JC e-mail 3616, de 09 de Outubro de 2008.
19. Ciência: uma religião nas escolas?, artigo de Eliane Brígida Morais Falcão
“Incluo-me entre os que se posicionam a favor da exclusão do ensino religioso nas escolas públicas; entretanto, com ensino religioso ou sem ensino religioso nas escolas públicas, as crenças religiosas estão presentes no Brasil e, portanto, no conjunto de estudantes que chegam às salas de aula”
Eliane Brígida Morais Falcão é professora da Universidade Federal do Rio de Janeiro (UFRJ) no Núcleo de Tecnologia Educacional para a Saúde (Nutes). Artigo publicado em “O Globo”:
Ao transitar em certos ambientes acadêmicos, já me pareceu estar em templo religioso, onde um Deus, a Ciência, aparece reverenciado e relacionado a todo tipo de ganhos, soluções e ideais para a educação.
Nesses espaços, não se ouve referência ao indispensável entendimento de que a ciência se faz na dinâmica das relações sociais e seus resultados servem não só para a compreensão do mundo, mas também para aplicação no mundo social, no mundo concreto das necessidades e desejos humanos.
Números e exortações de estímulo à adesão ao mundo das conquistas científicas, percebido como inquestionável, envolvem esses ambientes, feito uma nuvem. Diante de tal situação, torna-se impossível escapar de uma pergunta: no lugar de dogmas religiosos, pretender-se-á disseminar “dogmas” da ciência?
No debate atual sobre o ensino religioso nas escolas públicas, com alguma freqüência, variações desse enfoque reaparecem. Com referências ao Estado laico e suas possibilidades de ensino de valores e visões de mundo, criticam-se todas as propostas de ensino religioso, visto como fonte de desavenças e conflitos com os objetivos que devem reger a educação na instituição pública. Mas não se alude às limitadas iniciativas de ensino de valores e visões de mundo laicos nas escolas.

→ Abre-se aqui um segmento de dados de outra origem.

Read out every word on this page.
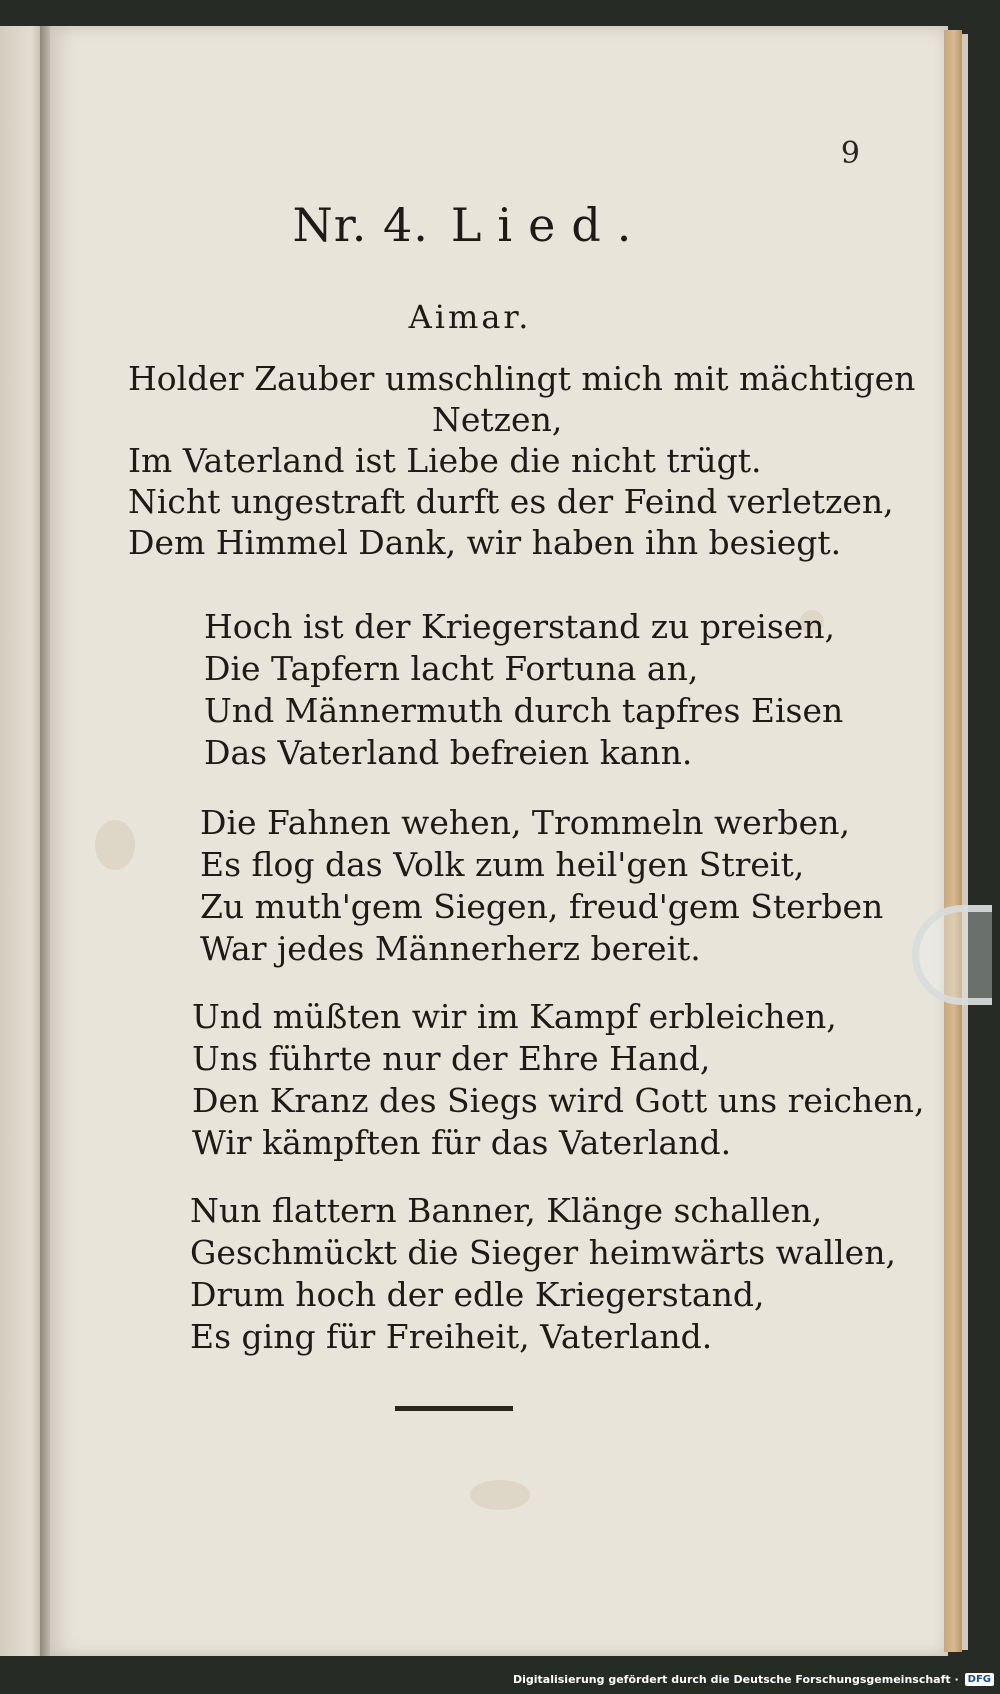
9
Nr. 4. Lied.
Aimar.
Holder Zauber umschlingt mich mit mächtigen
Netzen,
Im Vaterland ist Liebe die nicht trügt.
Nicht ungestraft durft es der Feind verletzen,
Dem Himmel Dank, wir haben ihn besiegt.
Hoch ist der Kriegerstand zu preisen,
Die Tapfern lacht Fortuna an,
Und Männermuth durch tapfres Eisen
Das Vaterland befreien kann.
Die Fahnen wehen, Trommeln werben,
Es flog das Volk zum heil'gen Streit,
Zu muth'gem Siegen, freud'gem Sterben
War jedes Männerherz bereit.
Und müßten wir im Kampf erbleichen,
Uns führte nur der Ehre Hand,
Den Kranz des Siegs wird Gott uns reichen,
Wir kämpften für das Vaterland.
Nun flattern Banner, Klänge schallen,
Geschmückt die Sieger heimwärts wallen,
Drum hoch der edle Kriegerstand,
Es ging für Freiheit, Vaterland.
Digitalisierung gefördert durch die Deutsche Forschungsgemeinschaft · DFG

Parece aí prevalecer a ótica religiosa da ciência acima mencionada: bastaria limpar o terreno escolar das aulas de religião e os benefícios da ciência e da educação laica apareceriam. As religiões, nesse contexto, apresentam-se como vilãs e responsabilizadas, muitas vezes, pelo limitado desempenho do ensino das ciências nas escolas. Crenças religiosas de estudantes, suas famílias e mesmo de professores parecem destinadas ao silêncio. Cala-se também a informação de que há cientistas religiosos nos quatro cantos do mundo.
Dados históricos mostram que crenças religiosas e científicas não trazem conflitos obrigatoriamente, o que se confirma pelo fato de existirem cientistas com fé religiosa no mundo secularizado de hoje. As divergências entre os dois campos surgem mais em relação às formas de abordagem de seus temas.

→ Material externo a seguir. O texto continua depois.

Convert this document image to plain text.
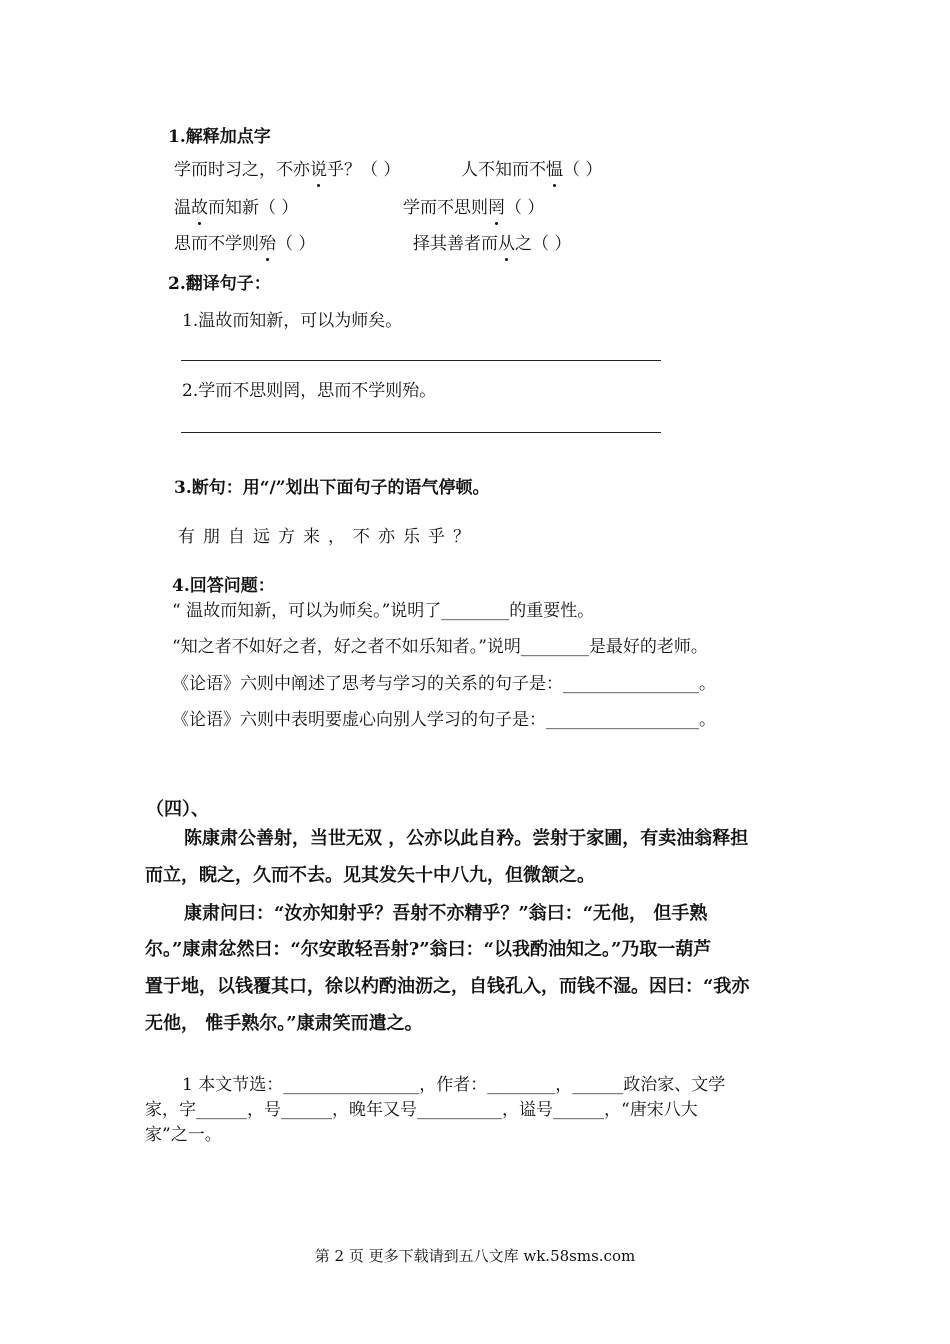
1.解释加点字
学而时习之，不亦说乎？（ ）	人不知而不愠（ ）
温故而知新（ ）	学而不思则罔（ ）
思而不学则殆（ ）	择其善者而从之（ ）
2.翻译句子：
1.温故而知新，可以为师矣。
2.学而不思则罔，思而不学则殆。
3.断句：用“/”划出下面句子的语气停顿。
有朋自远方来，不亦乐乎？
4.回答问题：
“ 温故而知新，可以为师矣。”说明了________的重要性。
“知之者不如好之者，好之者不如乐知者。”说明________是最好的老师。
《论语》六则中阐述了思考与学习的关系的句子是：________________。
《论语》六则中表明要虚心向别人学习的句子是：__________________。
（四）、
陈康肃公善射，当世无双 ，公亦以此自矜。尝射于家圃，有卖油翁释担
而立，睨之，久而不去。见其发矢十中八九，但微颔之。
康肃问曰：“汝亦知射乎？吾射不亦精乎？”翁曰：“无他， 但手熟
尔。”康肃忿然曰：“尔安敢轻吾射?”翁曰：“以我酌油知之。”乃取一葫芦
置于地，以钱覆其口，徐以杓酌油沥之，自钱孔入，而钱不湿。因曰：“我亦
无他， 惟手熟尔。”康肃笑而遣之。
1 本文节选：________________，作者：________，______政治家、文学
家，字______，号______，晚年又号__________，谥号______，“唐宋八大
家”之一。
第 2 页 更多下载请到五八文库 wk.58sms.com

Tenho estudado o tema da origem da vida conforme ensinado nas escolas. Crenças religiosas aí se imiscuem, sem dúvida. Mas as dificuldades do ensino do assunto não podem ser creditadas a essas crenças. Elas se relacionam mais a outros dados como, por exemplo, o de que tal tema não é sempre considerado relevante na formação universitária de biólogos.
Dessa forma, por vezes, professores chegam às salas de aula sem terem tido o acesso necessário aos aspectos teóricos sobre a origem da vida. A isso, acrescenta-se o fato de que há livros didáticos que também não abordam o tema adequadamente. Outro dado relevante a ser considerado é que, nas salas de aula, nem sempre os professores conversam com os estudantes sobre suas posições religiosas em relação ao tema de ensino. Ignorar ou desprezar crenças religiosas dos estudantes é ignorar ou desprezar uma dimensão da experiência humana, que se manifesta de forma evidente na cultura brasileira.
Incluo-me entre os que se posicionam a favor da exclusão do ensino religioso nas escolas públicas, entretanto, com ensino religioso ou sem ensino religioso nas escolas públicas, as crenças religiosas estão presentes no Brasil e, portanto, no conjunto de estudantes que chegam às salas de aula.
Devem, por isso, ser consideradas educacionalmente de forma aberta e dinâmica no âmbito mesmo das aulas dos diferentes campos do conhecimento. Há caminhos adequados para isso, inclusive apoiados pelas conquistas da compreensão científica do comportamento humano. A defesa da escola pública laica prescinde de uma visão religiosa da ciência.